Top machine learning (ML) and deep learning (DL) stories from last week, plus some new stuff from Friday and the weekend.
NVIDIA announces financial results for Q3:
- $2 billion in revenue, up 54% from last year
- Gross margin of 59%
- Earnings per share up 89%
The company’s shares are up 30% since the announcement COB Thursday.
Reporting in Forbes, Aaron Tilley notes the 300% growth in NVIDIA’s data center business, driven by strong sales of Pascal and Tesla GPU-accelerated chips. According to CEO Jen-Hsun Huang, NVIDIA’s deep learning platform “runs every AI framework, is available in cloud services from Amazon, IBM, Microsoft and Alibaba and in servers from every OEM.” In Fortune, Aaron Pressman explains the role of machine learning in NVIDIA’s growth. He quotes Huang trash-talking Intel’s attempts to accelerate machine learning with FPGA chips.
The tech and financial press go wild. Linkapalooza here.
ICYMI: Top Stories of Last Week
Methods and Techniques
— Jason Brownlee explains how to implement a backpropagation algorithm in Python. This article is part of a series on his Machine Learning Master site. Other recent explainers include articles on implementing learning vector quantization, perceptrons, logistic regression with stochastic gradient descent and linear regression with stochastic gradient descent.
— In a slideshow, Ryan Francis presents six machine learning misunderstandings.
— Researchers at Google DeepMind tweak a deep learning algorithm so it can recognize images and other things from a single example.
— Sebastian Ruder surveys gradient descent optimization algorithms. If that sounds esoteric, read the article; optimization is the DNA of machine learning.
— Matthew Mayo explains GPU-based parallelism and the CUDA framework.

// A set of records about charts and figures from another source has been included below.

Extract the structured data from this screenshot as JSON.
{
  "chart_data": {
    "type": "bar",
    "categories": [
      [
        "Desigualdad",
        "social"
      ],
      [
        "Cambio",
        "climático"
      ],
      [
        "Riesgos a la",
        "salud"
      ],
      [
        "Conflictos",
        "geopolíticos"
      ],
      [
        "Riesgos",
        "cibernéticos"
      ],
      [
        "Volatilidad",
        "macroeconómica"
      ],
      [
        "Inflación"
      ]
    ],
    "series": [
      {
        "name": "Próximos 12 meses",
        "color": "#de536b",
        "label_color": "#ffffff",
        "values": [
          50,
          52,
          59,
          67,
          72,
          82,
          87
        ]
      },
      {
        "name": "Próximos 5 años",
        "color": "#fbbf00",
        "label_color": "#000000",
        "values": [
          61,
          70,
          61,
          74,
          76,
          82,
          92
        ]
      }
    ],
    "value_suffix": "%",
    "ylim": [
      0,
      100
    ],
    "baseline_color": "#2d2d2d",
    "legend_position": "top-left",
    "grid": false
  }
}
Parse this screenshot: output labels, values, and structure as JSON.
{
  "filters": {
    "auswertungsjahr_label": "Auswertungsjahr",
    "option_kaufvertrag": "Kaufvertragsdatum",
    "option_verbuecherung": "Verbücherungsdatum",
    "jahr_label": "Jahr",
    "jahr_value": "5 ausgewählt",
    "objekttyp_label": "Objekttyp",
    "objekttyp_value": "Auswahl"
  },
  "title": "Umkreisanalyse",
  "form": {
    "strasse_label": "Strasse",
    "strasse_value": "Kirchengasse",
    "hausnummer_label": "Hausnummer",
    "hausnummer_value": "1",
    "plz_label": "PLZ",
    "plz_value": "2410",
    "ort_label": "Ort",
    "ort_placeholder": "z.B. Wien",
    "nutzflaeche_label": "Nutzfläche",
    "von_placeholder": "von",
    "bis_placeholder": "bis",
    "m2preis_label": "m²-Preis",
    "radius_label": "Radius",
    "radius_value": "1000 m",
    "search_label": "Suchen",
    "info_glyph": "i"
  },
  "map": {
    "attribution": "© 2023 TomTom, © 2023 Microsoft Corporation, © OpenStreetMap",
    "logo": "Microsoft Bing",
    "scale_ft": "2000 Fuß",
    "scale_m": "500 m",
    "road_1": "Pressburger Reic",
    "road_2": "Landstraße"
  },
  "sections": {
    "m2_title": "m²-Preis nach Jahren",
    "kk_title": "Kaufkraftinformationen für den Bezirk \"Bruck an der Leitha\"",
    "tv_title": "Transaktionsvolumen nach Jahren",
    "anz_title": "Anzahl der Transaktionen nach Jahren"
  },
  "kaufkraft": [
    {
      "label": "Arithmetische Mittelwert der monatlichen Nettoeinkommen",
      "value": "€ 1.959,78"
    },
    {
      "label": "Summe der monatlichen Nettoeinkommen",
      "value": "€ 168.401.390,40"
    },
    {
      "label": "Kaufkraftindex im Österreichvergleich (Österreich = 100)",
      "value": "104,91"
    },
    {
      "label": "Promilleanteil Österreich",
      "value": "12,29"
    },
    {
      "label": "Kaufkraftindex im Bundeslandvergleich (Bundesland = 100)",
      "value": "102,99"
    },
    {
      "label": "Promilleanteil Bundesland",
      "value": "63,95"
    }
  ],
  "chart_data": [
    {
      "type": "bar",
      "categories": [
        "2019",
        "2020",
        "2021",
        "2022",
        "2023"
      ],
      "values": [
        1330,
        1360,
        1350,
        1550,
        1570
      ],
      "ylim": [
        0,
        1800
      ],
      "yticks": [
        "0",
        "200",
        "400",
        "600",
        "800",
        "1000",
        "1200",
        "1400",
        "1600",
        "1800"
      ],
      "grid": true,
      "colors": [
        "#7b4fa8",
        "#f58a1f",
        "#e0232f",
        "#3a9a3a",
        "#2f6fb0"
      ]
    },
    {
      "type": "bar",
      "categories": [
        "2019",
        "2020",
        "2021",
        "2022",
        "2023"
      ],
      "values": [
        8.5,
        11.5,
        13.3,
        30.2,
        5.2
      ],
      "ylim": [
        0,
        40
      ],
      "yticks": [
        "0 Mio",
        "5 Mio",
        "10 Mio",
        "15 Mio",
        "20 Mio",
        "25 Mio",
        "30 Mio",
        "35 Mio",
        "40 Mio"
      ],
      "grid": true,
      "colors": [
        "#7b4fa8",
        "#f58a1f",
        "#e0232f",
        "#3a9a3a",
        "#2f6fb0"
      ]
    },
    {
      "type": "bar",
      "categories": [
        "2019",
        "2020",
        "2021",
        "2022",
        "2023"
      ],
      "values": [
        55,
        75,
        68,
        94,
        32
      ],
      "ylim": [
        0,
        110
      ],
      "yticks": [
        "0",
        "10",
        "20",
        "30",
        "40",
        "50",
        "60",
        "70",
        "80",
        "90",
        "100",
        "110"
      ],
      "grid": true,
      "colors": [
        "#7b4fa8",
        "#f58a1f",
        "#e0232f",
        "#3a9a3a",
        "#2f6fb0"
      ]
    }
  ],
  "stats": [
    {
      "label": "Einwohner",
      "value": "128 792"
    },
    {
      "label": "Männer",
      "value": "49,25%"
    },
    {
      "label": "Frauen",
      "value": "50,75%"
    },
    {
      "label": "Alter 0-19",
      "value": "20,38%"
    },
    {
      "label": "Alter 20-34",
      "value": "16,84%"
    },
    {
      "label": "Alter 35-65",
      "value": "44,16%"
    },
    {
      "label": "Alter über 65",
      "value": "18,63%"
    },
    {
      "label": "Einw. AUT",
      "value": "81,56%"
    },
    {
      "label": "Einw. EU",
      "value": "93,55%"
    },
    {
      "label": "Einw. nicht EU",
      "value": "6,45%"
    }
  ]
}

— In a webinar, Intel delivers an overview of its software accelerators for deep learning, including the Math Kernel Library, the Data Analytics Acceleration Library, and the Deep Learning SDK. Slides here.
— Shohei Hido describes Chainer, an open source framework for deep learning.
— Toshiba announces the development of a Time Domain Neural Network that uses an extremely low power consumption neuromorphic semiconductor circuit for deep learning. The technology has the potential to bring deep learning to edge devices, such as sensors and smartphones.
— Libby Kinsey interviews GraphCore CTO Simon Knowles, who explains how to build a processor for machine learning.
— Nimbix uses NVIDIA Pascal GPUs in its HPC cloud service, while Microsoft Azure uses GPUs based on the old Kepler and Pascal architectures.
— Researchers at the Fraunhofer Institute for Medical Image Computing in Germany use deep learning to detect tumors in CT and MRI scans.
— In MIT Technology Review, Tom Simonite describes an application that learns the molecular structure of drugs and suggests new structures.
— Researchers from the Swiss Federal Institute in Zurich use ML to measure gender bias in astronomy. First, they build a model to predict citations based on characteristics of a paper (without considering the gender of the lead author.) Then, they used their model to determine the expected number of citations for a set of papers with female lead authors.
— James Anderson summarizes a study that machine learning may be able to diagnose autism from genetic data.
— On the Google Research blog, Malay Haldar et. al. explain how they built a deep neural network to better understand searches on Google Play.
— Fangping Wan et. al. use deep learning to identify compound-protein interactions in computer simulations to understand how drugs work.
— Researchers at Oak Ridge National Laboratory use deep learning running on the Titan supercomputer to extract knowledge from cancer pathology reports.
— Scientists at Hanyang Institute in Korea develop a deep learning system for more accurate blood pressure readings.